Lillian, acompañada de sus hijas, sirvió té a Heideko y Megumi en uno de los salones del primer piso, mientras Alma, sin comprender lo que sucedía, pero consciente de la solemnidad del momento, seguía a los hombres escabulléndose entre las sombras de los árboles, con el canasto del gato en los brazos.

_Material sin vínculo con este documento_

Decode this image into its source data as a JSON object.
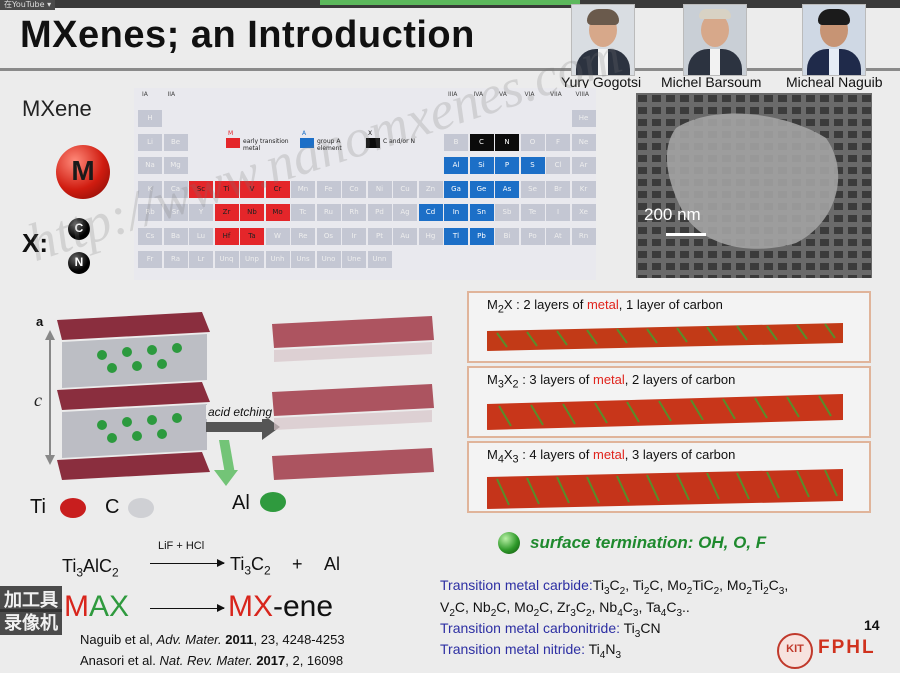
{
  "topbar": {
    "tag": "在YouTube ▾"
  },
  "slide": {
    "title": "MXenes; an Introduction",
    "people": [
      {
        "name": "Yury Gogotsi"
      },
      {
        "name": "Michel Barsoum"
      },
      {
        "name": "Micheal Naguib"
      }
    ],
    "mxene_label": "MXene",
    "m_symbol": "M",
    "x_label": "X:",
    "c_symbol": "C",
    "n_symbol": "N",
    "periodic_table": {
      "group_labels": [
        "IA",
        "IIA",
        "IIIA",
        "IVA",
        "VA",
        "VIA",
        "VIIA",
        "VIIIA"
      ],
      "legend": [
        {
          "key": "M",
          "text": "early transition metal",
          "color": "#e4262a"
        },
        {
          "key": "A",
          "text": "group A element",
          "color": "#1c6fc7"
        },
        {
          "key": "X",
          "text": "C and/or N",
          "color": "#0b0b0b"
        }
      ],
      "rows": [
        [
          "H",
          "",
          "",
          "",
          "",
          "",
          "",
          "",
          "",
          "",
          "",
          "",
          "",
          "",
          "",
          "",
          "",
          "He"
        ],
        [
          "Li",
          "Be",
          "",
          "",
          "",
          "",
          "",
          "",
          "",
          "",
          "",
          "",
          "B",
          "C",
          "N",
          "O",
          "F",
          "Ne"
        ],
        [
          "Na",
          "Mg",
          "",
          "",
          "",
          "",
          "",
          "",
          "",
          "",
          "",
          "",
          "Al",
          "Si",
          "P",
          "S",
          "Cl",
          "Ar"
        ],
        [
          "K",
          "Ca",
          "Sc",
          "Ti",
          "V",
          "Cr",
          "Mn",
          "Fe",
          "Co",
          "Ni",
          "Cu",
          "Zn",
          "Ga",
          "Ge",
          "As",
          "Se",
          "Br",
          "Kr"
        ],
        [
          "Rb",
          "Sr",
          "Y",
          "Zr",
          "Nb",
          "Mo",
          "Tc",
          "Ru",
          "Rh",
          "Pd",
          "Ag",
          "Cd",
          "In",
          "Sn",
          "Sb",
          "Te",
          "I",
          "Xe"
        ],
        [
          "Cs",
          "Ba",
          "Lu",
          "Hf",
          "Ta",
          "W",
          "Re",
          "Os",
          "Ir",
          "Pt",
          "Au",
          "Hg",
          "Tl",
          "Pb",
          "Bi",
          "Po",
          "At",
          "Rn"
        ],
        [
          "Fr",
          "Ra",
          "Lr",
          "Unq",
          "Unp",
          "Unh",
          "Uns",
          "Uno",
          "Une",
          "Unn",
          "",
          "",
          "",
          "",
          "",
          "",
          "",
          ""
        ]
      ],
      "red": [
        "Sc",
        "Ti",
        "V",
        "Cr",
        "Zr",
        "Nb",
        "Mo",
        "Hf",
        "Ta"
      ],
      "blue": [
        "Al",
        "Si",
        "P",
        "S",
        "Ga",
        "Ge",
        "As",
        "Cd",
        "In",
        "Sn",
        "Tl",
        "Pb"
      ],
      "black": [
        "C",
        "N"
      ]
    },
    "sem_scale": "200 nm",
    "panels": [
      {
        "formula_html": "M<sub>2</sub>X",
        "desc_pre": " :  2 layers of ",
        "metal": "metal",
        "desc_post": ", 1 layer of carbon"
      },
      {
        "formula_html": "M<sub>3</sub>X<sub>2</sub>",
        "desc_pre": " :  3 layers of ",
        "metal": "metal",
        "desc_post": ", 2 layers of carbon"
      },
      {
        "formula_html": "M<sub>4</sub>X<sub>3</sub>",
        "desc_pre": " : 4 layers of ",
        "metal": "metal",
        "desc_post": ", 3 layers of carbon"
      }
    ],
    "crystal_label_a": "a",
    "crystal_label_c": "c",
    "acid_etching": "acid etching",
    "legend_ti": "Ti",
    "legend_c": "C",
    "legend_al": "Al",
    "surface_termination": "surface termination: OH, O, F",
    "reaction": {
      "reagent": "LiF + HCl",
      "plus": "+",
      "product2": "Al"
    },
    "max_word": {
      "m": "M",
      "rest": "AX"
    },
    "mxene_word": {
      "m": "MX",
      "rest": "-ene"
    },
    "references": [
      {
        "authors": "Naguib et al, ",
        "journal": "Adv. Mater.",
        "year": " 2011",
        "rest": ", 23, 4248-4253"
      },
      {
        "authors": "Anasori et al. ",
        "journal": "Nat. Rev. Mater.",
        "year": "  2017",
        "rest": ", 2, 16098"
      }
    ],
    "transition_metal": {
      "carbide_label": "Transition metal carbide:",
      "carbonitride_label": "Transition metal carbonitride: ",
      "nitride_label": "Transition metal nitride: "
    },
    "slide_number": "14",
    "logo_text": "FPHL",
    "logo_badge": "KIT",
    "watermark": "http://www.nanomxenes.com",
    "overlay_tags": [
      "加工具",
      "录像机"
    ]
  }
}
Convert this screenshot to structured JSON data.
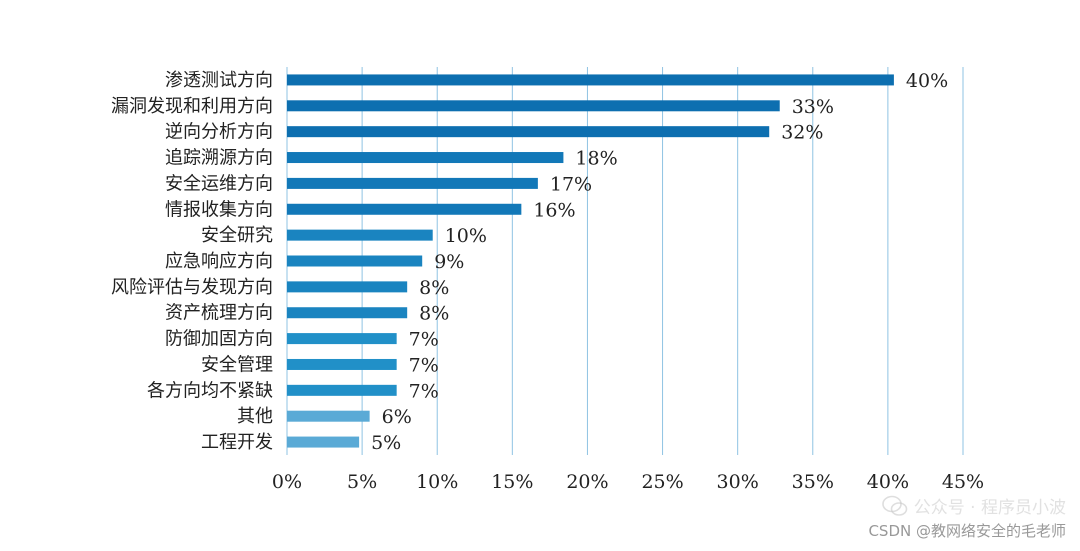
{
  "chart_data": {
    "type": "bar",
    "orientation": "horizontal",
    "categories": [
      "渗透测试方向",
      "漏洞发现和利用方向",
      "逆向分析方向",
      "追踪溯源方向",
      "安全运维方向",
      "情报收集方向",
      "安全研究",
      "应急响应方向",
      "风险评估与发现方向",
      "资产梳理方向",
      "防御加固方向",
      "安全管理",
      "各方向均不紧缺",
      "其他",
      "工程开发"
    ],
    "values": [
      40.4,
      32.8,
      32.1,
      18.4,
      16.7,
      15.6,
      9.7,
      9.0,
      8.0,
      8.0,
      7.3,
      7.3,
      7.3,
      5.5,
      4.8
    ],
    "value_labels": [
      "40%",
      "33%",
      "32%",
      "18%",
      "17%",
      "16%",
      "10%",
      "9%",
      "8%",
      "8%",
      "7%",
      "7%",
      "7%",
      "6%",
      "5%"
    ],
    "bar_colors": [
      "#0d6fb0",
      "#0d6fb0",
      "#0d6fb0",
      "#1278b8",
      "#1278b8",
      "#1278b8",
      "#1a84c0",
      "#1a84c0",
      "#1a84c0",
      "#1a84c0",
      "#2190c8",
      "#2190c8",
      "#2190c8",
      "#5aaad6",
      "#5aaad6"
    ],
    "xlim": [
      0,
      45
    ],
    "xticks": [
      0,
      5,
      10,
      15,
      20,
      25,
      30,
      35,
      40,
      45
    ],
    "xtick_labels": [
      "0%",
      "5%",
      "10%",
      "15%",
      "20%",
      "25%",
      "30%",
      "35%",
      "40%",
      "45%"
    ],
    "grid": true,
    "grid_color": "#8fc3e3",
    "title": "",
    "xlabel": "",
    "ylabel": ""
  },
  "watermark": {
    "line1": "公众号 · 程序员小波",
    "line2": "CSDN @教网络安全的毛老师"
  }
}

Desfilaron cerro abajo por las terrazas del jardín, alumbrándose con lámparas de parafina, hasta el sitio frente al mar, donde habían preparado una zanja. Delante iba Takao con la espada en los brazos, envuelta en seda blanca, seguido por su primogénito, Charles, con el estuche metálico que habían mandado hacer para protegerla; James e Ichimei iban detrás y cerraban el cortejo Isaac y Nathaniel Belasco. Takao, con lágrimas que no intentaba disimular, rezó durante varios minutos, enseguida colocó el arma en el estuche sostenido por su hijo mayor y se postró de rodillas, con la frente en la tierra, mientras Charles y James bajaban la katana al hueco e Ichimei le esparcía encima puñados de tierra. Después cubrieron el enterramiento y allanaron el suelo con palas. «Mañana plantaré crisantemos blancos para marcar el sitio», dijo Isaac Belasco con la voz ronca de emoción, ayudando a Takao a ponerse de pie.

Alma no se atrevió a correr hasta Ichimei porque adivinó que existía una razón imperiosa para excluir a las mujeres de esa ceremonia. Esperó a que los hombres volvieran a la casa para atrapar a Ichimei y arrastrarlo a un rincón encubierto. El chico le explicó que no volvería el sábado siguiente ni ningún otro día por algún tiempo, tal vez varias semanas o meses, y que tampoco podrían hablar por teléfono. «¿Por qué? ¿Por qué?», le gritó Alma, sacudiéndolo, pero Ichimei no pudo responderle. Él tampoco sabía por qué debían partir ni adónde.